Fashion This

To paraphrase a well-known PETA anti-fur campaign, “I’d rather go naked than wear pants made by child laborers inhaling pesticides all day long in fields in Uzbekistan for 38 cents a day.” Though I admit that would be a rather cumbersome bumper sticker.

In Bowling for Columbine, filmmaker Michael Moore mused that it’s never the real villains—the corporate criminals whose actions are devastating to far more people than the “usual suspects”—that the TV cops routinely wrestle to the ground, handcuff and toss in the back of the patrol car under an overdub of reggae music.

If that ever changes and we decide to really get tough on crime, I’d like to participate myself in a “wildest police chase” of another kind: one that screams down New York’s Seventh Avenue and hauls in the moguls of the fashion industry for everything from child endangerment and overuse of pesticides to price gouging.

Oh yeah, and the fashion press, too, for creating a culture of “anorexia chic” among the many young women whose beauty standard is being able to disappear when you turn sideways. And Meryl Streep, for glorifying a real-life Cruella deVille in that awful movie, The Devil Wears Prada, about “the fashion elite.”

I”m glad the fashion industry is starting to green up and show more respect for its minions in the trenches. As with most industries, though, this one expended most of its energy hiding its dark side before caving into pressure to enact reforms. Fashion’s real leading eco-lights are the newer firms motivated not by greed and snobbery but by concerns for ecology and human wellbeing. If high fashion is to win my support, it will need to emulate those examples and do more than introduce a few hemp duds in overstated ad campaigns urging people to take “just one action” (“Buy our clothes!”) and that will save the Earth.

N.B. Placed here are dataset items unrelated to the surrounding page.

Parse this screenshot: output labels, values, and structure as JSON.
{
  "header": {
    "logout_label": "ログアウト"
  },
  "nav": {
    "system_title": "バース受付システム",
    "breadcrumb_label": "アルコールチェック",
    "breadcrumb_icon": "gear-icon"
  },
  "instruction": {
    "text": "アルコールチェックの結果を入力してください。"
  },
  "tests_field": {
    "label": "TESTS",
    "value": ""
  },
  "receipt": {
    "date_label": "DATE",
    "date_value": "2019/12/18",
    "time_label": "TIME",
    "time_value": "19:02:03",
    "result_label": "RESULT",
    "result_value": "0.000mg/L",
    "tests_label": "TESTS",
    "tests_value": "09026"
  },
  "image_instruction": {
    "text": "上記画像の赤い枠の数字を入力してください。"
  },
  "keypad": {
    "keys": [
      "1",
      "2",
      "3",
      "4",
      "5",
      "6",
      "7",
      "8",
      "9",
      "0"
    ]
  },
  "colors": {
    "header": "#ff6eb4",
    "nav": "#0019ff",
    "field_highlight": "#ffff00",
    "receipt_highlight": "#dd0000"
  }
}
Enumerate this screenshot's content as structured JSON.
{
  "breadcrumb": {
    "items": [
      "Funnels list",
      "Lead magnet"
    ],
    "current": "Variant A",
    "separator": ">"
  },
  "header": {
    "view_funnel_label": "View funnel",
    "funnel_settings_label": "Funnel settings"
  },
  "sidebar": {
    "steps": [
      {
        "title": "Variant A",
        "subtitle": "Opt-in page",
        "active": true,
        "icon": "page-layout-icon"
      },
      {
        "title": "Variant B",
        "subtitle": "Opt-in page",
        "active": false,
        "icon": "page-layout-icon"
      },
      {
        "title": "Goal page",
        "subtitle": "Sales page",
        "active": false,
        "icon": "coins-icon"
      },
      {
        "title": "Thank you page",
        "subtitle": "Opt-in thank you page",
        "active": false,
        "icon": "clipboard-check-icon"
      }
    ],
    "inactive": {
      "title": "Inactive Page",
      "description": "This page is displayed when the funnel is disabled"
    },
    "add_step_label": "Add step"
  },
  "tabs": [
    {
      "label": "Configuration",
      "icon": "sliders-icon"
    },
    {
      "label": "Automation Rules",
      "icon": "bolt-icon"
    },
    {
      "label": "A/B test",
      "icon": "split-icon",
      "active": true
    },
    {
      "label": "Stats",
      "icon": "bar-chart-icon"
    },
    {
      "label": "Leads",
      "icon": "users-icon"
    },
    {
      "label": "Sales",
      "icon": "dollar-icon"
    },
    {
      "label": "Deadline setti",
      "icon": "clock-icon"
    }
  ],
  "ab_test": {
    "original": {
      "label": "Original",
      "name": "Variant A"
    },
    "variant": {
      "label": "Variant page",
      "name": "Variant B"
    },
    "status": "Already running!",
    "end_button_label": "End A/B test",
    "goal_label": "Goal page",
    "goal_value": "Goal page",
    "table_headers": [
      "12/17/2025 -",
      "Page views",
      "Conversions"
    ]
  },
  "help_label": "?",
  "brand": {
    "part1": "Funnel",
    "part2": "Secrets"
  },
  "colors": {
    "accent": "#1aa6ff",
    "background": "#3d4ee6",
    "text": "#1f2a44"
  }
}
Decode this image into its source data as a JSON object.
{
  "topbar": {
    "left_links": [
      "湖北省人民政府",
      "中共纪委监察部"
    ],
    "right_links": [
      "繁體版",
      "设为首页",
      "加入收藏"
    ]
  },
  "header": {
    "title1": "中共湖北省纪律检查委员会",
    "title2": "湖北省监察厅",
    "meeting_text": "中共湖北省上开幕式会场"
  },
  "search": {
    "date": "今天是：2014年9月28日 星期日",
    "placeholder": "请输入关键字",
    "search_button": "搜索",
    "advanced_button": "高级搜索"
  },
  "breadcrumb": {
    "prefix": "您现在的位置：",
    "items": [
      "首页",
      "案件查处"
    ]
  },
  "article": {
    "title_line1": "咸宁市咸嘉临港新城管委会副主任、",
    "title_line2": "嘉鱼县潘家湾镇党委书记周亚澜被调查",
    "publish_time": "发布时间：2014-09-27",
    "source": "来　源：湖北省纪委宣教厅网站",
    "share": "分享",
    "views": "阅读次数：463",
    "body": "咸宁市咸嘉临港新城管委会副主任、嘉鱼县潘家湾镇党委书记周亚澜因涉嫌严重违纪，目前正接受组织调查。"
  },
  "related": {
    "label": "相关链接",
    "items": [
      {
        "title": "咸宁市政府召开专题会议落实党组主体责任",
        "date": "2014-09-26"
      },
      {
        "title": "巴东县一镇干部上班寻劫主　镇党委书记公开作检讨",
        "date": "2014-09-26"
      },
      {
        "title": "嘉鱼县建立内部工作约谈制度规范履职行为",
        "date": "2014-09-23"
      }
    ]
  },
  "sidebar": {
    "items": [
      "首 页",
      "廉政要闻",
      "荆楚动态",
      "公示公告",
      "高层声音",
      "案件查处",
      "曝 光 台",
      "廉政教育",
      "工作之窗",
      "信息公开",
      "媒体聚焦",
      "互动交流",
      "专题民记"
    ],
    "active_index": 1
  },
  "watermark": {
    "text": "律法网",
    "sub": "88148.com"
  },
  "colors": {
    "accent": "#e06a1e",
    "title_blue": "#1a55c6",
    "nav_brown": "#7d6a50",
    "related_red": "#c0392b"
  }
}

I know I’m not typical, but when I flip through a copy of Vogue I can only think of the poor people who did the dirty work of picking the cotton and sewing the garments and wonder when they”ll ever be able to afford to buy the fruits of their labors themselves.

When questioned about his industry’s reliance on cotton largely handpicked by children in China and India, Cotton, Inc. Executive V.P. Mark Messura’s response (see “Fashion Victims,” page 32) was that his trade association prefers to steer clear of international policy issues: “It’s beyond the scope of our organization. It’s really a part of these cultures and these societies. It’s a larger issue than us.”

Right, but if these countries suddenly refused to sell us their cotton, we’d take certain steps to change that—and then we’d all be going around with “Support our Troops!” patches ironed onto our Izods.

I do have an idea for a new reality TV series, though: We invite some of the six-to-14-year-olds picking cotton and spraying pesticides in the fields of India, Egypt and Uzbekistan to be contestants who compete by telling their stories. Anyone who succeeds in getting so much as a crocodile tear from one of the judges gets to leave their horrific life behind and stay in America. We can call it “Project Run Away!!!”

Oh, wait: But then Lou Dobbs will just want to send them back anyway.